Extended Liouville's Theorem, polynomial Growth of Entire Functions

Sometimes people don’t want to hear the truth because they don’t want their illusions destroyed, Friedrich Nietzsche.

Extended Liouville’s Theorem. Suppose that f is an entire function. If for some integer $k \ge 0$, there are positive constants A and B such that $|f(z)| \le A + B|z|^k, \forall z \in \mathbb{C}$, then f is a polynomial of degree at most k.

Proof.

We proceed by mathematical induction on the integer $k$.

Base Case (k = 0)

If k = 0, $|f(z)| \le A + B|z|^0 = A + B \le A, \forall z \in \mathbb{C}$. This means |f(z)| is bounded by a constant for all $z \in \mathbb{C}$. By the standard Liouville’s Theorem (which states that every bounded entire function is constant), $f(z)$ must be constant. A constant is a polynomial of degree 0. Thus, the statement holds for k = 0.

Inductive Step. Assume the statement is true for some integer k -1 (where $k \ge 1$). That is, if an entire function g satisfies $|g(z)| \le C + D|z|^{k-1}$, then g is a polynomial of degree at most k -1. We must prove it is true for k. Let f be an entire function satisfying: $|f(z)| \le A + B|z|^k$

Define the function h(z) as $h(z) = \begin{cases} \frac{f(z)-f(0)}{z}, &z \ne 0 \\\\ f'(0), &z = 0 \end{cases}$

Claim 1: h(z) is entire.

Since f is entire, it has a Taylor series expansion at z = 0: $f(z) = f(0) + f'(0)z + \frac{f''(0)}{2!}z^2 + \cdots$ converges for every complex number z.

If a function is analytic on all of $\mathbb{C}$, then its Taylor series at any point (in particular at 0) has infinite radius of convergence.

Subtracting f(0) and dividing by z (for $z \ne 0$) gives: $h(z) = \frac{f(z)-f(0)}{z} = f'(0) + \frac{f''(0)}{2!}z + \frac{f'''(0)}{3!}z^2 + \cdots, \forall z \in \mathbb{C} \setminus \{ 0 \}$. This power series converges for all z, making $h(z)$ analytic everywhere (entire).

Note: $h(z)=\sum _{k=0}^{\infty }\frac{f^{(k+1)}(0)}{(k+1)!}z^k$. This is a new power series with coefficients $a_k=\frac{f^{(k+1)}(0)}{(k+1)!}.$ The radius of convergence of a power series does not change when you drop the first term, divide by z, or reindex because these operations do not affect the growth rate of the coefficients and since the original series had radius $R = \infty$, the new series also has radius $R = \infty$

Claim 2: Establish the bound for $h(z)$. We aim to show that $h(z)$ satisfies the condition for the induction hypothesis (degree k-1).

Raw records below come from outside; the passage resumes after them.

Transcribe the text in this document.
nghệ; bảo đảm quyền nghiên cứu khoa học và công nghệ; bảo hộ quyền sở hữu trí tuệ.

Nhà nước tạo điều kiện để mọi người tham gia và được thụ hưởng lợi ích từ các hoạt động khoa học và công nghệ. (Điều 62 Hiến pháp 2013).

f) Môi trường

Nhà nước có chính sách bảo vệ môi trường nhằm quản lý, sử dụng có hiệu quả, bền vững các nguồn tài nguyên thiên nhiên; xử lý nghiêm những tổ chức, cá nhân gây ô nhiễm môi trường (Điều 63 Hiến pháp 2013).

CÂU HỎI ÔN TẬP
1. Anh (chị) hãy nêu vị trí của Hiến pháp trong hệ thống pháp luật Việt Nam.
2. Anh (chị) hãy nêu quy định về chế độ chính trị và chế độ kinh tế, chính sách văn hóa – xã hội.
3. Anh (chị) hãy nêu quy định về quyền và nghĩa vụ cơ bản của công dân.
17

Inside the Unit Disk ($|z| \le 1$). Since h(z) is continuous and the closed unit disk $\overline{D}(0,1)$ is compact (closed and bounded), hence |h(z)| is bounded by some maximum constant M on this disk. We can trivially say: $|h(z)| \le M + B|z|^{k-1}$ (since $B|z|^{k-1}$ is non-negative, this inequality holds safely).

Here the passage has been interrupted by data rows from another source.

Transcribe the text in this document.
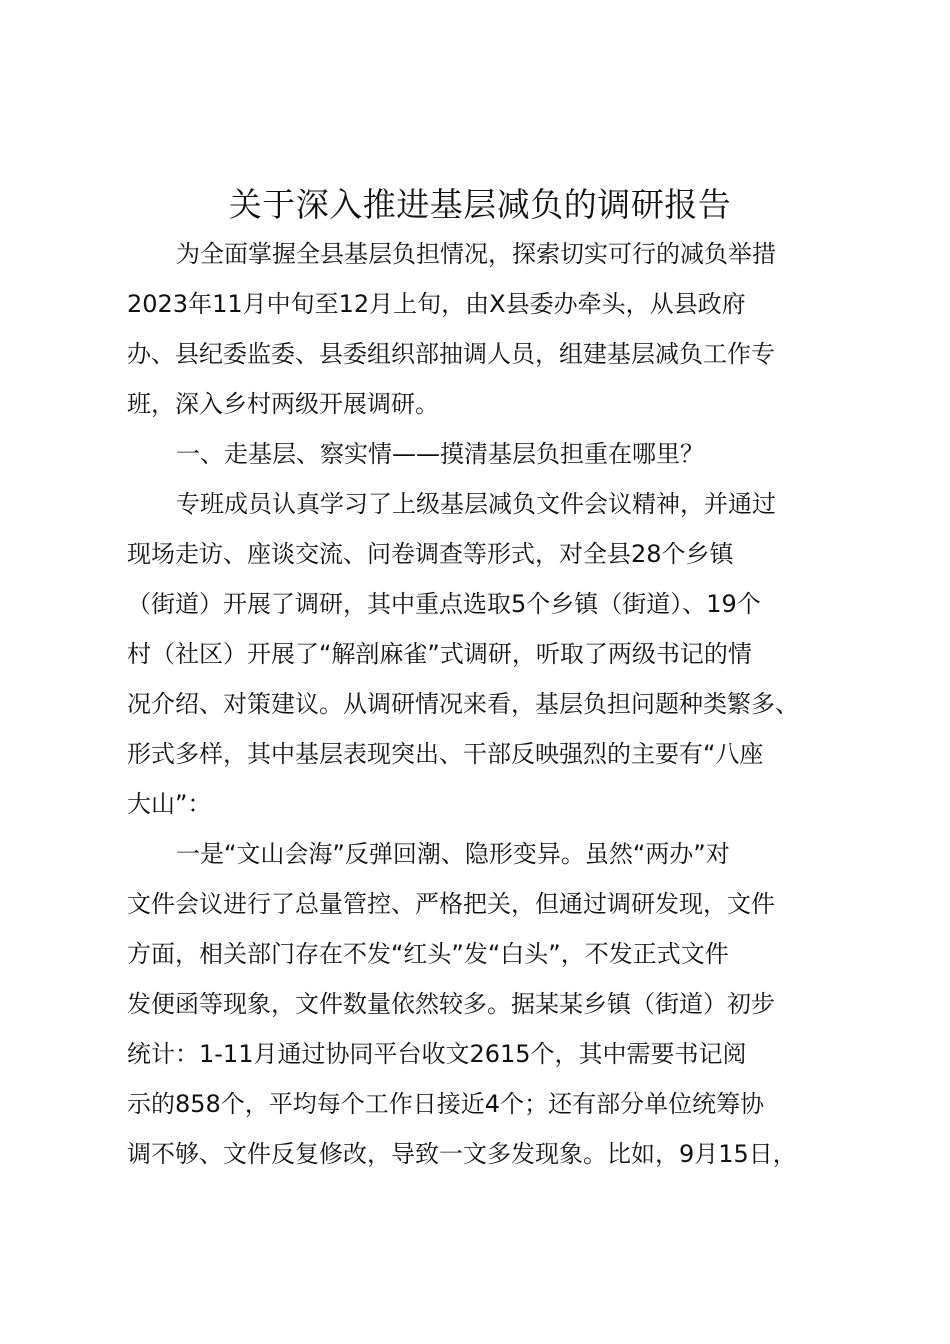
关于深入推进基层减负的调研报告
为全面掌握全县基层负担情况，探索切实可行的减负举措
2023年11月中旬至12月上旬，由X县委办牵头，从县政府
办、县纪委监委、县委组织部抽调人员，组建基层减负工作专
班，深入乡村两级开展调研。
一、走基层、察实情——摸清基层负担重在哪里？
专班成员认真学习了上级基层减负文件会议精神，并通过
现场走访、座谈交流、问卷调查等形式，对全县28个乡镇
（街道）开展了调研，其中重点选取5个乡镇（街道）、19个
村（社区）开展了“解剖麻雀”式调研，听取了两级书记的情
况介绍、对策建议。从调研情况来看，基层负担问题种类繁多、
形式多样，其中基层表现突出、干部反映强烈的主要有“八座
大山”：
一是“文山会海”反弹回潮、隐形变异。虽然“两办”对
文件会议进行了总量管控、严格把关，但通过调研发现，文件
方面，相关部门存在不发“红头”发“白头”，不发正式文件
发便函等现象，文件数量依然较多。据某某乡镇（街道）初步
统计：1-11月通过协同平台收文2615个，其中需要书记阅
示的858个，平均每个工作日接近4个；还有部分单位统筹协
调不够、文件反复修改，导致一文多发现象。比如，9月15日，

Recall: In $\mathbb{R}^n$ or $\mathbb{C}^n$, the Heine–Borel theorem states that a set is compact if and only if it is closed and bounded. Futhermore, a continuous function on a compact set is bounded and attains its maximum and minimum.

Outside the Unit Disk |z| > 1$: $$ \begin{aligned} |h(z)| &=|\frac{f(z)-f(0)}{z}| \\[2pt] &\text{By the Triangle inequality} \\[2pt] &\le \frac{|f(z)| + |f(0)|}{|z|} \\[2pt] &\text{By Induction Hypothesis} \\[2pt] &\le \frac{A + B|z|^k + |f(0)|}{|z|} \\[2pt] &=\frac{A + |f(0)|}{|z|} + B|z|^{k-1} \\[2pt] &\text{|z| > 1} \\[2pt] &\le A + |f(0)| + B|z|^{k-1} \end{aligned} $$

Combining both cases, there exist new constants A’ and B’ such that $\forall z \in \mathbb{C}, |h(z)| \le A' + B'|z|^{k-1}$.

By our Inductive Hypothesis, since $h(z)$ grows at most like $|z|^{k-1}$, $h(z)$ must be a polynomial of degree at most $k-1$. Let $h(z) = c_0 + c_1 z + \dots + c_{k-1} z^{k-1}$.

Recall the definition of $h(z)$ for $z \ne 0, h(z) = \frac{f(z) - f(0)}{z} \implies f(z) = z \cdot h(z) + f(0)$. Multiplying a polynomial of degree at most k -1 by z increases the degree by exactly 1. In other words, f(z) is a polynomial with a degree of at most k.